Carrot cake zucchini bread is a warmly spiced vegetable quick bread loaf baked until golden and tender. It’s finished with a thick, tangy cream cheese frosting swirled across the top for a carrot-cake feel in loaf form.
Prep Time 20 minutes
Cook Time 1 hour
cooling 20 minutes
Total Time 1 hour 40 minutes
Servings: 10 servings
Course: Breakfast
Cuisine: American

Ingredients
  

Carrot cake zucchini bread
  • 1.5 cup all-purpose flour
  • 1 tsp baking soda
  • 0.5 tsp baking powder
  • 0.5 tsp salt
  • 2 tsp cinnamon
  • 0.25 tsp ginger
  • 0.25 tsp nutmeg
  • 0.75 cup brown sugar, packed
  • 2 eggs
  • 0.33 cup vegetable oil
  • 0.25 cup Greek yogurt
  • 1 tsp vanilla extract
  • 0.75 cup zucchini, grated and squeezed dry
  • 0.75 cup carrots, finely grated
  • 0.5 cup raisins or pecans (optional)
Cream Cheese Frosting
  • 4 oz cream cheese softened
  • 1 cup powdered sugar
  • 1 tsp vanilla
  • 1 tbsp milk

Equipment

  • 1 sheet pan
  • 1 Dutch oven

Method
 

Prep and bake
  1. Preheat the oven to 350°F and grease a 9x5 loaf pan.
  2. Whisk all-purpose flour, baking soda, baking powder, salt, and the spices (cinnamon, ginger, nutmeg) together.
  3. Beat brown sugar, eggs, vegetable oil, Greek yogurt, and vanilla extract until smooth.
  4. Stir in grated zucchini and finely grated carrots.
  5. Fold the dry ingredients into the wet mixture until just combined, then fold in raisins or pecans if using.
  6. Bake for 55–65 minutes, until a toothpick comes out clean and the top looks set.
  7. Cool the loaf completely before frosting for about 20 minutes so the frosting doesn’t melt.
Frost and serve
  1. Beat cream cheese frosting ingredients (softened cream cheese, powdered sugar, vanilla, and milk) until smooth.
  2. Spread the cream cheese frosting generously over the cooled loaf, using a smooth layer or gentle swirls.

Notes

Pro tip: squeeze the grated zucchini well so the loaf bakes up with a tender, not gummy, crumb.
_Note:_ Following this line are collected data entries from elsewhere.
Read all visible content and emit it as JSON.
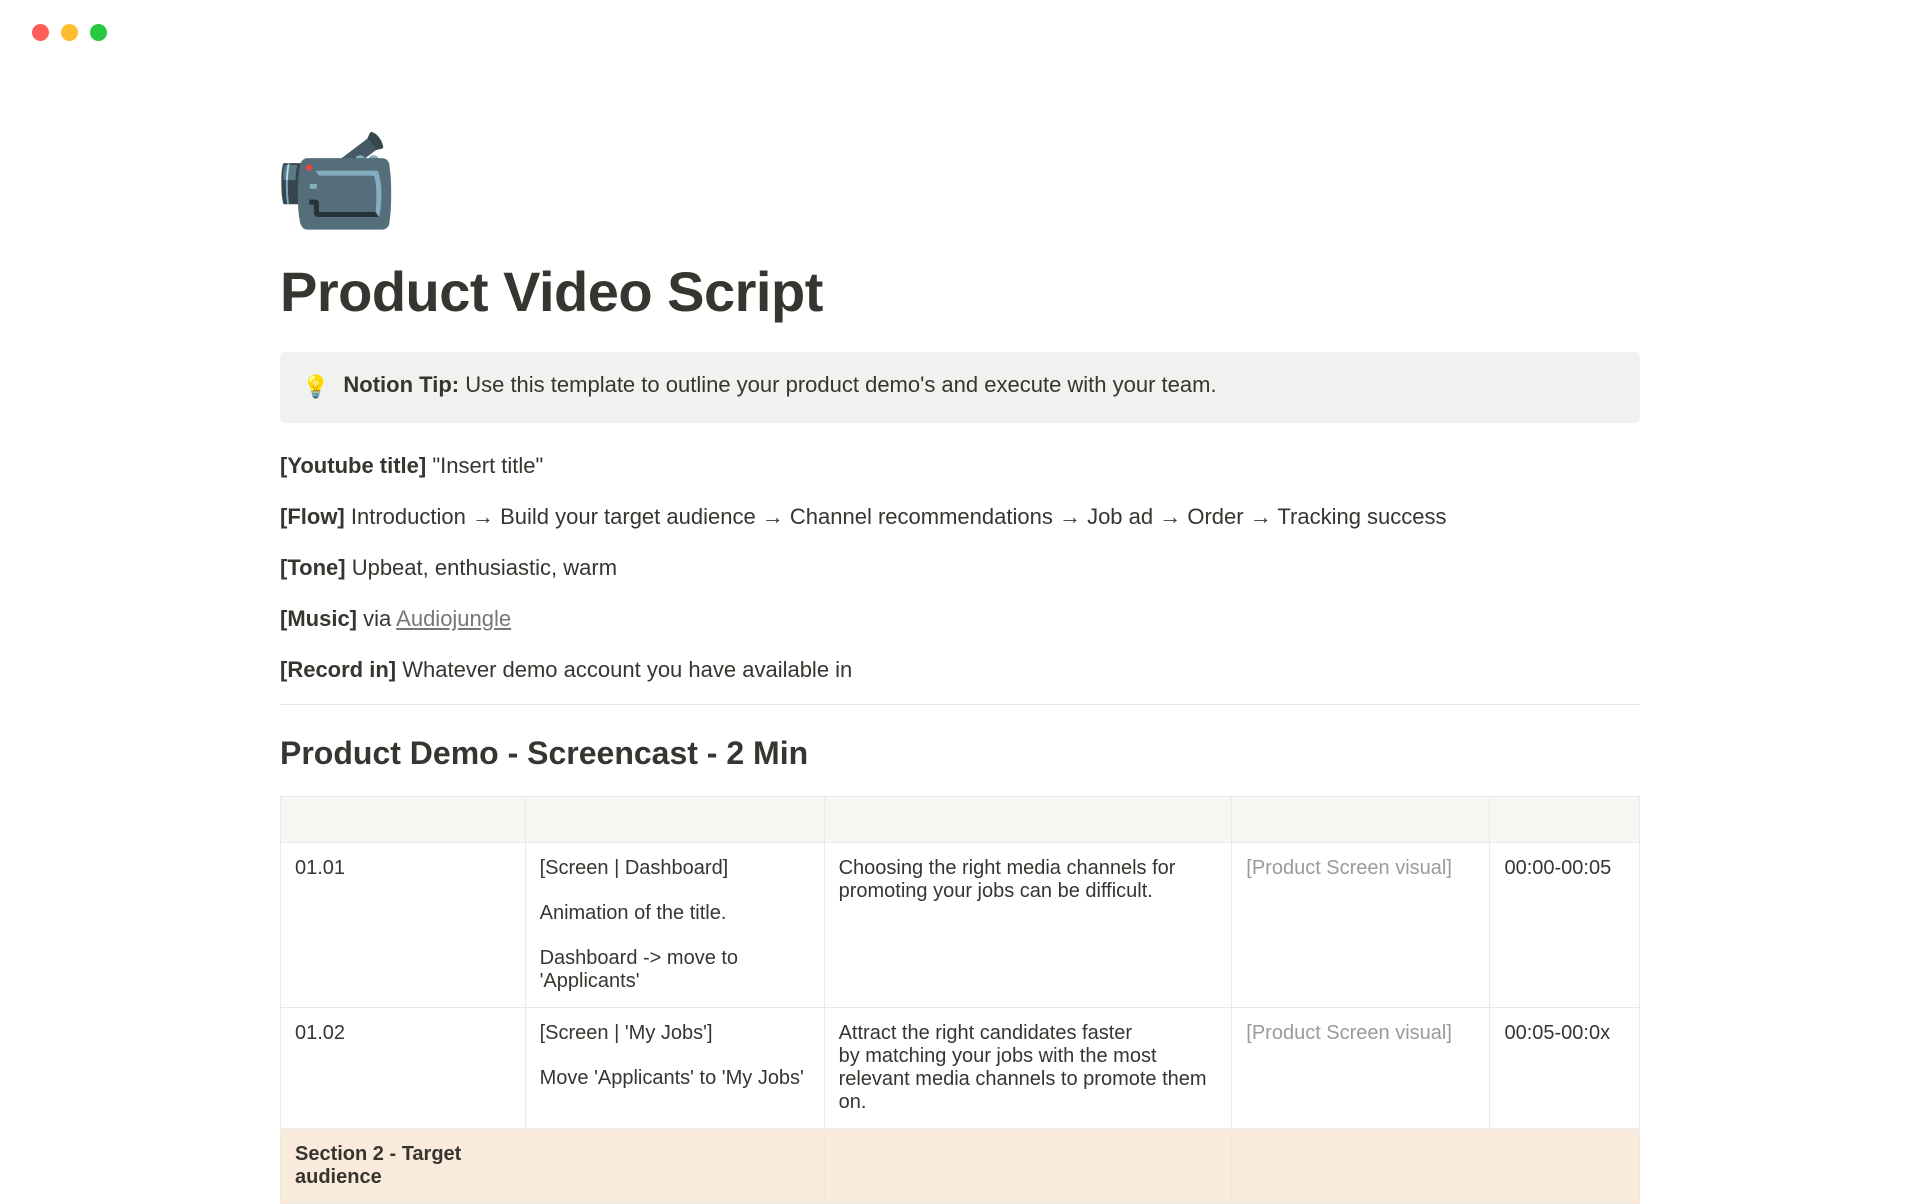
{
  "icon": "📹",
  "page_title": "Product Video Script",
  "callout": {
    "bulb": "💡",
    "label": "Notion Tip:",
    "text": "Use this template to outline your product demo's and execute with your team."
  },
  "meta": {
    "youtube_label": "[Youtube title]",
    "youtube_value": "\"Insert title\"",
    "flow_label": "[Flow]",
    "flow_value": "Introduction → Build your target audience → Channel recommendations → Job ad → Order → Tracking success",
    "tone_label": "[Tone]",
    "tone_value": "Upbeat, enthusiastic, warm",
    "music_label": "[Music]",
    "music_via": "via",
    "music_link": "Audiojungle",
    "record_label": "[Record in]",
    "record_value": "Whatever demo account you have available in"
  },
  "section_heading": "Product Demo - Screencast - 2 Min",
  "rows": {
    "r1": {
      "id": "01.01",
      "scene_a": "[Screen | Dashboard]",
      "scene_b": "Animation of the title.",
      "scene_c": "Dashboard -> move to 'Applicants'",
      "desc": "Choosing the right media channels for promoting your jobs can be difficult.",
      "visual": "[Product Screen visual]",
      "time": "00:00-00:05"
    },
    "r2": {
      "id": "01.02",
      "scene_a": "[Screen | 'My Jobs']",
      "scene_b": "Move 'Applicants' to 'My Jobs'",
      "desc_a": "Attract the right candidates faster",
      "desc_b": "by matching your jobs with the most relevant media channels to promote them on.",
      "visual": "[Product Screen visual]",
      "time": "00:05-00:0x"
    },
    "section2": "Section 2 - Target audience"
  }
}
Store covered in the refrigerator up to 4 days; bring to room temperature for 20–30 minutes before serving. Freeze unfrosted loaf wrapped tightly for up to 2 months; thaw overnight in the fridge, then frost. If you want a lighter option, use low-fat Greek yogurt and reduced-fat cream cheese (the texture will be slightly softer but still spreads well).